Gentle synths and drums mostly drive Kye Kye’s music, although acoustic guitars do come into play on tracks like “Rooftops” and “Peace Song.” Spot on production by Eric Owyoung of Future of Forestry greatly adds to the intimate, organic mood of Young Love that bears much resemblance to Future of Forestry’s own debut Twilight. Most of the songs, especially in the heart of the album, are gentler tracks, but great variation keeps things moving perfectly. “Walking This” is a clear highlight in the center of the tracklisting, a dramatic building track that brings to mind Jonsi’s “Grow Till Tall.” The most obvious single candidates come at the beginning and end of the album with “Broke,” “Introduce Myself,” and “My Sight.” Of these “My Sight” is the strongest with it catchy synth riff and epic drum climax highlighted by Yagolnikov’s incredibly strong vocals.
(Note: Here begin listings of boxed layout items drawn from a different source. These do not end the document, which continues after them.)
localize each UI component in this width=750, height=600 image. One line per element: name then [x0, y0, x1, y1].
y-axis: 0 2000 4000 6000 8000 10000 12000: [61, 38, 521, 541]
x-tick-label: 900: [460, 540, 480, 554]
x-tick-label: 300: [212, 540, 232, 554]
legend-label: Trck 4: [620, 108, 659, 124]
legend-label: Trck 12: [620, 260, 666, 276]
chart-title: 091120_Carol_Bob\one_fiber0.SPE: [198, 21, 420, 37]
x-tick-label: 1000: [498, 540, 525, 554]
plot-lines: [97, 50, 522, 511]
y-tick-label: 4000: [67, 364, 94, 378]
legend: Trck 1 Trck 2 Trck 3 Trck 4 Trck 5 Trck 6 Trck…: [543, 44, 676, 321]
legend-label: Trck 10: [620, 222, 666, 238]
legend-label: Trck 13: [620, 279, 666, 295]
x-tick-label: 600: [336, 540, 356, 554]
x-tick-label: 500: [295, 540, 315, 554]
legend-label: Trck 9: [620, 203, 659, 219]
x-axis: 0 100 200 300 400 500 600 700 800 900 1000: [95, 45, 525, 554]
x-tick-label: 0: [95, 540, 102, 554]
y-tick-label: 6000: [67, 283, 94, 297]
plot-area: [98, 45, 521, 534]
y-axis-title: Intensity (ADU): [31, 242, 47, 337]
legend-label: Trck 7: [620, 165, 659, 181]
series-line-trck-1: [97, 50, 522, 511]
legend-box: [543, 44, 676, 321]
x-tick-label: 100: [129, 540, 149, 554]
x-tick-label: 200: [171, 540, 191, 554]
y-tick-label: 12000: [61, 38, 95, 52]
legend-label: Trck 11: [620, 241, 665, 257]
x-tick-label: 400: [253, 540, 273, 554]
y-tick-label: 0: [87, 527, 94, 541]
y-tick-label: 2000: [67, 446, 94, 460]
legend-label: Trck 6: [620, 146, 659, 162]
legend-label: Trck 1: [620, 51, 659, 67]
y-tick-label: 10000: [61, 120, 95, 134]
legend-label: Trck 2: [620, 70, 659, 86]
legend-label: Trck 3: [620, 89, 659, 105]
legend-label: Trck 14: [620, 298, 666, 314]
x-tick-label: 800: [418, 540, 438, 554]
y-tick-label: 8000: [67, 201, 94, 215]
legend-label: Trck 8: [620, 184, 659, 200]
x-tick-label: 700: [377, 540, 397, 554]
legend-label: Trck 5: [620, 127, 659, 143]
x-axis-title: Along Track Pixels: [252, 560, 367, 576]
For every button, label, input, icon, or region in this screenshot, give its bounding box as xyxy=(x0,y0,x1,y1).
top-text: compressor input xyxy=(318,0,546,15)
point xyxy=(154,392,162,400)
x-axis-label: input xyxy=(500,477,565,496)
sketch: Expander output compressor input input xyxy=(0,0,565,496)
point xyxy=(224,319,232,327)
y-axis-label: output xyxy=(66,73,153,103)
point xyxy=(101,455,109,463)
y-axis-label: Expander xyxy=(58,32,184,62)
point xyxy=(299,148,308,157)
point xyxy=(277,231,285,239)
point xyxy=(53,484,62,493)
There is no noticeable lull on Young Love and although not every track is a highlight it is an immensely satisfying listen through and through.
All in all, Young Love is one of the stronger debuts of the year and it is flying criminally
under the radar. It manages to avoid the trap of most gentle forest-y indie pop by quite simply not being boring
. It has definite replay value in any mood. Kye Kye sweetly grows on you; it’s gentle enough to fade into the background when you need it to but clearly dynamic enough to stand out amongst its peers. Hopefully these guys have a bright career ahead of them; they have already accomplished a ton with this debut and Young Love deserves to be on a number of 2011 lists.